Welcome

This blog represents most of the newspaper columns (appearing in various Colorado Community Newspapers and Yourhub.com) written by me, James LaRue, during the time in which I was the director of the Douglas County Libraries in Douglas County, Colorado. (Some columns are missing, due to my own filing errors.) This blog covers the time period from April 11, 1990 to January 12, 2012.

Unless I say so, the views expressed here are mine and mine alone. They may be quoted elsewhere, so long as you give attribution. The dates are (at least according my records) the dates of publication in one of the above print newspapers.

The blog archive (web view) is in chronological order. The display of entries, below, seems to be in reverse order, new to old.

All of the mistakes are of course my own responsibility.

Wednesday, June 15, 2005

June 15, 2005 - blue slips

It has become my mantra: "there are only two problems in life. There is growth, and there is decline. Pick one."

Most of the problems faced by Douglas County Libraries are the result of growth.

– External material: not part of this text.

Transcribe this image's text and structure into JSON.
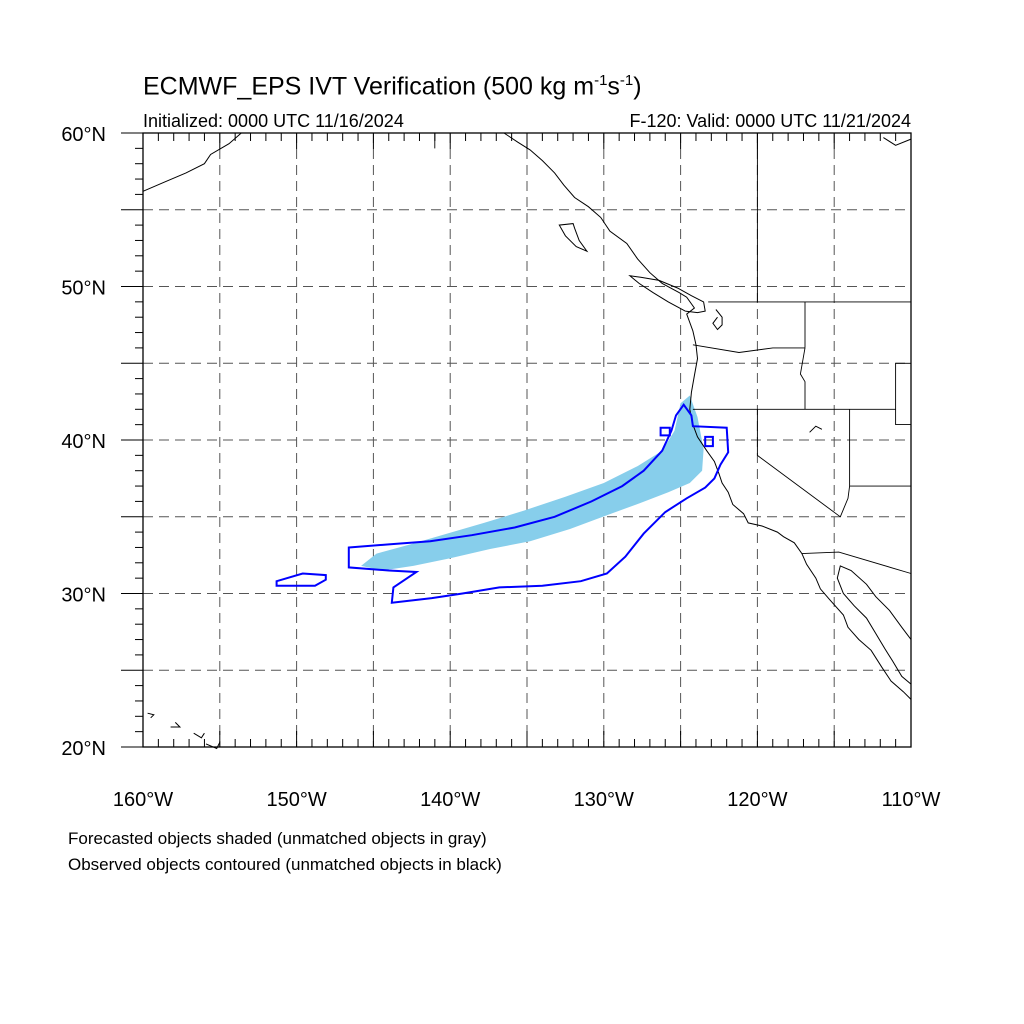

There is growth in demand -- a really staggering jump in the books, magazines, videos, and music the public checks out from us, an explosion of questions that public asks our reference and children's librarians, big leaps in the number of people that come to programs and meetings.

As a consequence, there is also growth in service. We have had to ramp up to chase that demand. This has resulted in some surprises behind the scenes.

Here's the case study: "blue slips." A blue slip is a half sheet of paper, colored blue, that we use to gather public requests for materials. When such a request is filled out, one of three things happens:

* we buy the item. When this procedure was put into place almost 10 years ago, buying something was often the fastest and cheapest way to get it.

Of course, we didn't, and don't, buy everything. There are always people with arcane and expensive interests: detailed drawings of WWI battleships, lavishly illustrated butterfly books, and so on.

But my philosophy remains that if someone from the public asks for it, if it isn't prohibitively expensive, if it falls within the range of general interest, let's get it.

* we borrow the item. For those things we don't want to buy, or for those things that are no longer available for sale, we use various interlocking computer networks to see if another library has it. Then we borrow it, library to library, to allow our local patron to see it. This is a reciprocal arrangement: we also send materials to other libraries for their patrons.

* we can't find it. It's not for sale, no other library owns it. Then we look for alternatives.

There's a lot of change in the world of libraries these days. For one thing, eBay and Abebooks and other websites mean that it's easier to find and buy some things that are out of print. Of course, few public libraries will chase down really old materials for a one time use. Interlibrary Loan (ILL) is still the logical path in that case.

For another, those interlocking computer systems are making it much easier and cheaper to grab another libraries' items. ILL is now, in many cases, cheaper -- and faster -- than buying an item. That's a big shift.

Well, there was a time when a blue slip made sure that we knew about a hot new bestseller, and got it to the first person who gave us the slip.

But now, we generally don't need blue slips for find out what's coming. We place our orders months in advance of publication -- or have various profiles in place to catch the big things the instant they are available.

Now, blue slips actually interfere with our ordering and processing. Our volume is such that we have to batch things, group together one big order instead of 50 or 100 small ones that stagger in over a period of months.

The blue slip must die. While we will still, of course, provide mechanisms for people to request materials, the processes around those requests simply have to become more efficient.

The paradox is that an individual may see this as a reduction in service. After all, those blue slips used to bump a request to the head of the line, rush rush. But the new batching means that we'll actually be getting more new materials to the shelves quicker.

Our lessons: too many exceptions break the system. Bigger libraries can't operate like small ones.

But I try to keep perspective: there are a lot of libraries that would love the problem of getting more books faster to people who really want them.